The Chinese leadership appears to sense this untenable dilemma. After Russia’s invasion of Ukraine was met by uncharacteristic silence from the Standing Committee of the Politburo, the top seven leaders of the Party, China has since underscored its time-honored fallback principle of respect for national sovereignty. At the Munich Security Conference last month, Foreign Minister Wang Yi stressed this point, along with China’s long-standing insistence on non-intervention in other states’ internal affairs – an argument that bears directly on Taiwan.
But, at the National People’s Congress on March 7, Wang dug in his heels, insisting that “China and Russia will … steadily advance our comprehensive strategic partnership.” It is as if Putin knew full well when he went to Beijing in early February that he was setting a trap for China.

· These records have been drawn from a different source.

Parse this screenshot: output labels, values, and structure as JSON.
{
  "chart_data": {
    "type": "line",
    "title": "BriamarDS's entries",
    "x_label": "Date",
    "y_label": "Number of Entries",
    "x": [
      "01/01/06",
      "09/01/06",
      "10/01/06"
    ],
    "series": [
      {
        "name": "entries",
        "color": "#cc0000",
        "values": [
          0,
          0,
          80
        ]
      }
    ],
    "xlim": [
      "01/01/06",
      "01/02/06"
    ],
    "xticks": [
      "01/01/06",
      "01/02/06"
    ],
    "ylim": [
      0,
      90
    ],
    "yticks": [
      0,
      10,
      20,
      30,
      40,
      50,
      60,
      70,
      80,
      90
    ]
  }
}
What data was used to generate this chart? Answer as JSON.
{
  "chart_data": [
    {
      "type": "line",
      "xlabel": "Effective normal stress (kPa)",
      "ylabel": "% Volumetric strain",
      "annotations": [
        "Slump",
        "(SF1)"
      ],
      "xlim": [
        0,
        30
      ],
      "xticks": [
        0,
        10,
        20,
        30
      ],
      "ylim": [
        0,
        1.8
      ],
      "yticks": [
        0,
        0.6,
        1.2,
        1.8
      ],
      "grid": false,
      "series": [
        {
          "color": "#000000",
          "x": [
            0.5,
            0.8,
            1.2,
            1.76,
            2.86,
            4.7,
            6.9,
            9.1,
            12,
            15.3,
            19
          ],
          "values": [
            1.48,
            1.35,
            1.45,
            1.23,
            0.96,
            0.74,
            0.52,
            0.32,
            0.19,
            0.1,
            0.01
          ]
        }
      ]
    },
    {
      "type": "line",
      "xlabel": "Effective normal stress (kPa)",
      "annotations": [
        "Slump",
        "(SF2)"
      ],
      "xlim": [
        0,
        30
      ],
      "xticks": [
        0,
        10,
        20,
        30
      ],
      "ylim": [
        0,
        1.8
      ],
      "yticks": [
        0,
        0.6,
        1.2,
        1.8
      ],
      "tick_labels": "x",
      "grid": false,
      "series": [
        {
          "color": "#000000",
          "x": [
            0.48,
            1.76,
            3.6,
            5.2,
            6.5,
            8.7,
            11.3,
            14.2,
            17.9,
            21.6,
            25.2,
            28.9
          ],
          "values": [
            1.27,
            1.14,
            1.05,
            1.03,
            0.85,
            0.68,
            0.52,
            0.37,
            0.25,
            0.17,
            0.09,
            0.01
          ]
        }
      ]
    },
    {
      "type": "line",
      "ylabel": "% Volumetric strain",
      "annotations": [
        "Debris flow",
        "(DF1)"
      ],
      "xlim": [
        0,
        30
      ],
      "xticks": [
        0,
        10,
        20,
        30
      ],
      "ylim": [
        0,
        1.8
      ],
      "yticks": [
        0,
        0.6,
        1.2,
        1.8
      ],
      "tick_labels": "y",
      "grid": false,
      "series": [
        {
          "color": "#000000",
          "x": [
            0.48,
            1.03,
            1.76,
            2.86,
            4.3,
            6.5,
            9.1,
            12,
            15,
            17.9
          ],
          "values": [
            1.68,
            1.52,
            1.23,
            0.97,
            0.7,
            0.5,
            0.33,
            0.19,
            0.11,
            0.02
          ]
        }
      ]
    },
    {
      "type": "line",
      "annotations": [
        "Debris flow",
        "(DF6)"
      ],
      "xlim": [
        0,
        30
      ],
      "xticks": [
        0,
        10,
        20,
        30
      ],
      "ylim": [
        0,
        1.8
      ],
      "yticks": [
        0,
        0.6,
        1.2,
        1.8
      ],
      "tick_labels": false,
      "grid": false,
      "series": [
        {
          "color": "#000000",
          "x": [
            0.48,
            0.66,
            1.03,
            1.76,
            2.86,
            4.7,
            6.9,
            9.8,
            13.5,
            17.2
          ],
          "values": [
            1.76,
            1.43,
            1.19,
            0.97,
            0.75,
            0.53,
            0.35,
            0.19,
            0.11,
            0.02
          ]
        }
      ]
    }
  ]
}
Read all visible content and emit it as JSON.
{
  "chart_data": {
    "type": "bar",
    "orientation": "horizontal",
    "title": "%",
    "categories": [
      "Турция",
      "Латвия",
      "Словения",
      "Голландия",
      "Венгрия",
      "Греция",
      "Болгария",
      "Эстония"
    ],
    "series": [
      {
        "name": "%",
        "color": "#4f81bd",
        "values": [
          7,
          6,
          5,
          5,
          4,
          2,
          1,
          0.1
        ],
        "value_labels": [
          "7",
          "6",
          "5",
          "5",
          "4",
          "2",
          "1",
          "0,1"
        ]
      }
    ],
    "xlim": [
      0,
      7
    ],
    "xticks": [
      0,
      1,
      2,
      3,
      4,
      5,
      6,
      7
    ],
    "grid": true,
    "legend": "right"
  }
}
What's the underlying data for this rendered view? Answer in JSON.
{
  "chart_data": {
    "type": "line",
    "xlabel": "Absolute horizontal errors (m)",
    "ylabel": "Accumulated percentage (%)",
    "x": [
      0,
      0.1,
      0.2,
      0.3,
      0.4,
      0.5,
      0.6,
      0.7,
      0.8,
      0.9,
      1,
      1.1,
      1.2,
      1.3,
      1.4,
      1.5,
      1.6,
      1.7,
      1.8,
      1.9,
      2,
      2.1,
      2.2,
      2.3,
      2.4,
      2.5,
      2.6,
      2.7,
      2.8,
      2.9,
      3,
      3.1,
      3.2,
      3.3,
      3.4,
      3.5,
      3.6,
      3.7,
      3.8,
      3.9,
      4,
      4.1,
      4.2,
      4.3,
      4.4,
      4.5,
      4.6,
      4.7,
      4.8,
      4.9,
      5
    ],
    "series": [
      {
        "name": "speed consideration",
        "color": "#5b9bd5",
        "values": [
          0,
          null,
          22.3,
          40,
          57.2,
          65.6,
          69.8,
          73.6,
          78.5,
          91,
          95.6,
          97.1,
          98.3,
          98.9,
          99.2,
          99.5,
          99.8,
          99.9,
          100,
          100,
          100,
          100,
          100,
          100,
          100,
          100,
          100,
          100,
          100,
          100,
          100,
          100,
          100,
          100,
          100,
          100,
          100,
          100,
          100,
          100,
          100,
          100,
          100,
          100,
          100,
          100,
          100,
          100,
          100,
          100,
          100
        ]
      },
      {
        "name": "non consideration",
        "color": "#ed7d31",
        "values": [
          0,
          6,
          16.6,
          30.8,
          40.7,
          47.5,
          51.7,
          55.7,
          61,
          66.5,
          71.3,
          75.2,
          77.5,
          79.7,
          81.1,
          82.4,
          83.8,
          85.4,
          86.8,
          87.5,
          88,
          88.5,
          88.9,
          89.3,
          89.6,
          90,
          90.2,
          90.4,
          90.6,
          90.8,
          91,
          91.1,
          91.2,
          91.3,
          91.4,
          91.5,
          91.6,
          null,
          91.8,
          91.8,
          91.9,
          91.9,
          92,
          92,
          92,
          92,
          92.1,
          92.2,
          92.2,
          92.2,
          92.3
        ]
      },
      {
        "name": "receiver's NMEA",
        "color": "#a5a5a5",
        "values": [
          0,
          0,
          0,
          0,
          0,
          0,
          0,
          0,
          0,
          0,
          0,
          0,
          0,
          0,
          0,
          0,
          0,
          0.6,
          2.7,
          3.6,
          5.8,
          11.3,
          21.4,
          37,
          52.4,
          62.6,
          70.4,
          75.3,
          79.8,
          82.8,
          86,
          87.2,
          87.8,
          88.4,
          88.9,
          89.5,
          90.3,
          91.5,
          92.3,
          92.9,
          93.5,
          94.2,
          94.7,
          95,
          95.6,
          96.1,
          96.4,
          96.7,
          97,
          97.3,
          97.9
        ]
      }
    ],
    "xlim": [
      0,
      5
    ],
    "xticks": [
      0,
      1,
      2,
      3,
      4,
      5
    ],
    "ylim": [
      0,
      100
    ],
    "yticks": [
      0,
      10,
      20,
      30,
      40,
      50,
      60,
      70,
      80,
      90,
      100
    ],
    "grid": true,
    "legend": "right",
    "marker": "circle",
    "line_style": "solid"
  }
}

Xi now faces a critical decision. He has the greatest leverage of any world leader to broker a peace deal between Russia and Ukraine. To do that, he needs to send a strong message to Putin that Russia’s brutal invasion crosses China’s own principled redline on territorial sovereignty. That means he will need to register a strong objection to Putin’s efforts to rewrite post-Cold War history and resurrect Imperial Russia. To negotiate an end to the devastating conflict that Putin unleashed, Xi will need to put his February 4 partnership commitment back on the table as a decisive bargaining chip. Russia’s prospects are bleak, at best; without China, it has none at all. China holds the trump card in the ultimate survival of Putin’s Russia.
Xi’s own place in history may be on the line, too. Later this year, the 20th Party Congress will convene in Beijing. The major item on the agenda is hardly a secret: Xi’s appointment to an unprecedented third five-year term as the Party’s General Secretary. China watchers, including me, have long presumed that nothing would stand in the way of this well-telegraphed outcome. But history, and the current events that shape it, have an uncanny knack of shifting the leadership calculus in any country. That is true not only in democracies like the US but also in autocracies like Russia and China.
The choice for Xi is clear: He can stay the course set by his February 4 agreement with Russia, and be forever tainted with the sanctions, isolation, and excruciating economic and financial pressures that come with that stance. Or he can broker the peace that will save the world and cement China’s status as a great power led by a great statesman.
As the architect of the “Chinese dream” and what he believes is a great nation’s even greater rejuvenation, Xi has no choice. My bet is that Xi will do the unthinkable – defuse the Russia threat, before it is too late.